I am rather proud of this title, despite it being pure cringe (you would expect no less of me, surely), with trulli being traditional dry stone buildings (with a distinctive conical, corbelled, roof) typically of the Puglia/Apulia region of Italy conjoined with an “Instagramtastic” taste adjective (if had gone the full “Instadescriptor“, it could have been “Trulli cooked to perfection” or “Trulli to die for” I suppose) to get to a Chitty Chitty Bang Bang character. Little things, please little minds as the saying goes, and it rather pleased mine.
The title, with its Puglian/Apulian reference, brings me to the recent setting up of Franco Apulia Street Food in St. Andrew Church coffee court (on the junction of Wellfield Road, Pen Y Lan Road, Ninian Road and Malborough Road – a dog related matter at the vets on the latter being why I had venture out East) in Roath.
The set up is rather intriguing, with a horse box and a wood burning oven (blazingly away nicely when I arrived).

Some may be a little incensed 😉 by trading on church grounds, but I am all for duel use/bringing space back into productive use.
Can’t say I have much experience of Puglian street food, with it not being exactly widespread in the UK.
Looking at the menu,

this is a surprise.
Give me this sort of food over McDonald’s muck (I am not a fan and if that makes me a food snob then so be it) any day of the week, with the thought of deep fried dough filled with tomato, mozzarella and other goodies (panzerotti) and pastry tarts filled with ricotta or egg custard (and often cherries) (pasticciotto) making for a far more attractive proposition (to my mind, at least) than a Big Mac and a molten McDonalds’ apple pie (whose interior is according to reliable sources, me – based on the only one I had 30 odd years ago, the hottest substance in the known universe, reaching in excess of 101 billion Kelvin).
I went for the Rudy Valentino (apparently a rather smoldering 1920’s Hollywood actor known as the ” Latin Lover“) panzerotti, with a filling of san marzano tomato sauce, mozzarella, caramelised onions and goats cheese.

Sort of like a calzone, but with a lovely crisp, bubbly, outer shell of dough from it being deep fried (oil bob on temp wise, thus no oily residue).

The interior was nicely hot, being at the food goldilocks temperature so as to not incinerate the roof of the mouth but still being piping hot, with a nice sweetness from the san marzano sauce and caramelised onions balanced out by the lactic creaminess of the mozzarella and tartness of the goats cheese.
Classy bit of fast food this, with it being eminently portable, very tasty and rather keenly priced at £4.50.
For a quick lunch it is all you really need, but I (of course) had more in the form of some good crispy fries (£2 50 – for those shouting at the back it is not a pizza so it is fine)

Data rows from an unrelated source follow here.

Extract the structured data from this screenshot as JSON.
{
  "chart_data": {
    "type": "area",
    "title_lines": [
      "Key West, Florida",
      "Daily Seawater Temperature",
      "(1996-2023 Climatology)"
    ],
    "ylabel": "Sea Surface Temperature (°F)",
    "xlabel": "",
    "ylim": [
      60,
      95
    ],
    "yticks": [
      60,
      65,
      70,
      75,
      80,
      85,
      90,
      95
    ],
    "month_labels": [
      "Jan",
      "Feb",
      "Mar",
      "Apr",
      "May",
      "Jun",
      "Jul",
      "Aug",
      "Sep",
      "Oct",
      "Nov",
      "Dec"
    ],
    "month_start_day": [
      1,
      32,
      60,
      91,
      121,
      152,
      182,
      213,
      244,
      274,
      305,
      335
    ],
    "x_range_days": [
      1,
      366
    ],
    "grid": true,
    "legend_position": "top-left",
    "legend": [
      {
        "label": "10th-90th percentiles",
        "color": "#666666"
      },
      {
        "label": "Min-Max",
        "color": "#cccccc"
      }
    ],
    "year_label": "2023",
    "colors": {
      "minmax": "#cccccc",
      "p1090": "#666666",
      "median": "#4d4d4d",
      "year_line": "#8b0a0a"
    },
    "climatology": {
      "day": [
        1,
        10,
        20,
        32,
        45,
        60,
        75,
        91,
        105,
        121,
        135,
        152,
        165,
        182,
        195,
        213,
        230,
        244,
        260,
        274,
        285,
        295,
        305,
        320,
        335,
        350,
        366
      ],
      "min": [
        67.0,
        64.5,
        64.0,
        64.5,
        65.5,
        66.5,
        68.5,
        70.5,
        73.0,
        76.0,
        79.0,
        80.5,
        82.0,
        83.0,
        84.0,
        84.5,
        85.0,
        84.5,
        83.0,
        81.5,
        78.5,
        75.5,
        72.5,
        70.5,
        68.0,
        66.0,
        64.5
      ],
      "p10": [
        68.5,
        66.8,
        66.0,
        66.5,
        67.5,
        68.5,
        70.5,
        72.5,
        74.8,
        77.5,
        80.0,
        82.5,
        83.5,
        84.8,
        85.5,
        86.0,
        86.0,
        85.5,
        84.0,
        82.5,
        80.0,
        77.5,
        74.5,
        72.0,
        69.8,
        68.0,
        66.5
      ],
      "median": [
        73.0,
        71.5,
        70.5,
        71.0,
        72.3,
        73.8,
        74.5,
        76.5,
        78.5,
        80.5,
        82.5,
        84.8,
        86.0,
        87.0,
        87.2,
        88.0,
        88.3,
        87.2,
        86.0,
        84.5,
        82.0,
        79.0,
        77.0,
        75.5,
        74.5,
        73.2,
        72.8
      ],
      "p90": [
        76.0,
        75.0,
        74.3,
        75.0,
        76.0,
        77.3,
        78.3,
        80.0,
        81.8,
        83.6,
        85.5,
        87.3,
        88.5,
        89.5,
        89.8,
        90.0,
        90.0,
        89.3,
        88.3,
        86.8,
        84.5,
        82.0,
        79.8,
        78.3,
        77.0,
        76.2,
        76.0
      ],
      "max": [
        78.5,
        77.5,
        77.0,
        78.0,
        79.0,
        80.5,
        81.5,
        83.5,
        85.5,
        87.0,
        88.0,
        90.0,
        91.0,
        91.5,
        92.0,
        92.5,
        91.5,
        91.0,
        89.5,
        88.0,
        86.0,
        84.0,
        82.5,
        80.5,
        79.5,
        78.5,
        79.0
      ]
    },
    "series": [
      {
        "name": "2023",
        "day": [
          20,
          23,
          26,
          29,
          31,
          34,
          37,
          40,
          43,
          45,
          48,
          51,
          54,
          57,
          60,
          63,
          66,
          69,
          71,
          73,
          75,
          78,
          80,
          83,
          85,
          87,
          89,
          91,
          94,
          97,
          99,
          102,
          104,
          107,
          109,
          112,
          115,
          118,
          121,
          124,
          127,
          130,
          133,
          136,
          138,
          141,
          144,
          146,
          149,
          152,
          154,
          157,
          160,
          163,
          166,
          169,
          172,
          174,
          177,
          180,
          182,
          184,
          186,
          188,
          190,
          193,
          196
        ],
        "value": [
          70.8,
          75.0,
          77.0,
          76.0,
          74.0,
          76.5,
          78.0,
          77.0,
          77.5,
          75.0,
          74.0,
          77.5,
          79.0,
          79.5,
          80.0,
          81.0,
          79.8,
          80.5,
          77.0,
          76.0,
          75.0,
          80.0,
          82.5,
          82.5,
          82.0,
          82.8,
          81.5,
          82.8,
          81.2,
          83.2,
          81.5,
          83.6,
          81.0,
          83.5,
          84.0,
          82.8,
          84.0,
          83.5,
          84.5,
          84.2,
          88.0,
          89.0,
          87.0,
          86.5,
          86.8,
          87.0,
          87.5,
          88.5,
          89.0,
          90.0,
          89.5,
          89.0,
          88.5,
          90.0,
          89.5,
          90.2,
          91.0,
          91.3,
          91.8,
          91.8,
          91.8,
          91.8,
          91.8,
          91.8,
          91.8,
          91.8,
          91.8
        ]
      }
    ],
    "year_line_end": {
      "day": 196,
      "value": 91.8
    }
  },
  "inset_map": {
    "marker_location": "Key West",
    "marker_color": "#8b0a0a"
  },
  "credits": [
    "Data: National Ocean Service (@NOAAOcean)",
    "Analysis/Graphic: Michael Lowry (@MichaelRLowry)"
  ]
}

and some sweet pettoles (£2.50).

The latter were fried dough balls, with a liberal dousing of icing sugar. As I understand it, they are often savoury, but worked a treat as sweet (with a bit of body to them, but not being too dense or too sweet).
The setting is outdoors and I was lucky with the weather

but there is sheltered sitting if it is more inclement.

This all cost me the less than princely sum of £9, which to me is great value. Cheaper than a Big Mac, large fries and an apple pie and a lot better I would surmise (as indicated above I have not be to one for 30 odd years, but as they trade on rigid conformity I assume it hasn’t changed much).
The chaps there are really nice, giving Oscar

and me a gratis treat,

the latter a try of their really nice san marzano sauce topped focaccia (full portion is a mere £2.50). Lovely and light, with a pleasing bubbly texture and a lovely sauce on top. Very good indeed this.
The verdict
I really liked the food here, which works sitting in or on the run. The panzerotti is my kind of food, with the delightfully crisp dough encasing a very well flavoured and generously filled interior. The fries were nice (did need salt – provided on request), but aren’t really necessary. Next time, I would go for the cialledda salad to accompany my panzerotti.
The cherry on the cake (sadly they were out of the pasticciotto, which often include dark cherries ) or perhaps the cherry tomato on the panzerotti is the price. For the panzerotti, these start at £4.00 (for you basic San Nicola) and top out at £4.95 (for the meat feast and piccante versions). Extras of either njuda or ricotta forte (latter not for the faint hearted apparently) would add a mere 50p.
For the quality of the panzerottis here, these prices are some bargain. Made for very much a “buon pasto“.
Parking along Ninian Road is pretty easy (I worked off my lunch with a amble around the park with the dog), with two hours gratis. There is also their stall (where the ill-fated Smashed used to be, I believe) in the market if you are in central Cardiff and in need of a good value lunch.
Deserves to do well this place, I will definitely be back.
The details
Address: Pen -y – Lan Road side of St. Andrew’s coffee court, Wellfield Road Cardiff, CF24 3RB
and
Cardiff Central Market, Ground Floor (Hayes entrance side) Stall 179 -182, Cardiff, CF10 1AU.